A tagine, historically a Berber dish, is a succulent stew made of meats and vegetables and traditionally cooked in a conical clay pot to allow the steam to rise, condense and drip back down to the stew. The traditional method of cooking is to place the tagine over coals, and typically the dish includes meat, chicken or fish, and most often vegetables or fruit. Because this meal takes a long time to prepare, the woman of the house starts preparing the lunch tagine as soon as breakfast is over.
1. Place diced lamb in a bowl, toss with 2 tbsp of the olive oil, and set aside. In a large resealable bag, toss together the paprika,turmeric, cumin, cayenne, cinnamon, cloves, cardamom, salt, ginger, saffron and coriander; mix well.
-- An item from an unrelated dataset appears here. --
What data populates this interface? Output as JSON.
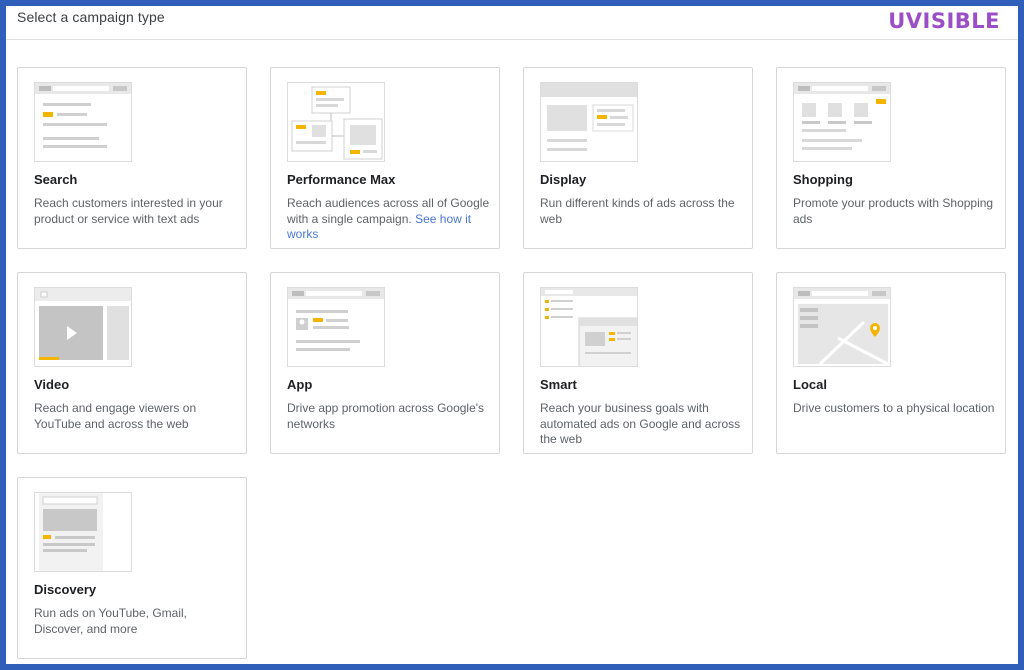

Add the lamb to the bag, and toss to coat well. Refrigerate at least 8 hours, preferably overnight.
2. Heat the remaining 1 tbsp of olive oil in a large, heavy bottomed pot over medium high heat. Add 1/3 of the lamb, and brown well. Remove to a plate, and repeat with remaining lamb. Add onions and carrots to the pot and cook for 5 minutes. Stir in the fresh garlic and root ginger; continue cooking for an additional 5 minutes.
3. Return the lamb to the pot and stir in the lemon zest, chicken stock, tomato purée and honey. Bring to the boil, then reduce heat to low, cover and simmer for 1 1/2 to 2 hours, stirring occasionally, until the meat is tender, then serve with steaming buttered couscous.
4. If the consistency of the tagine is too thin, you may thicken it with a mixture of cornflour and water during the last 5 minutes.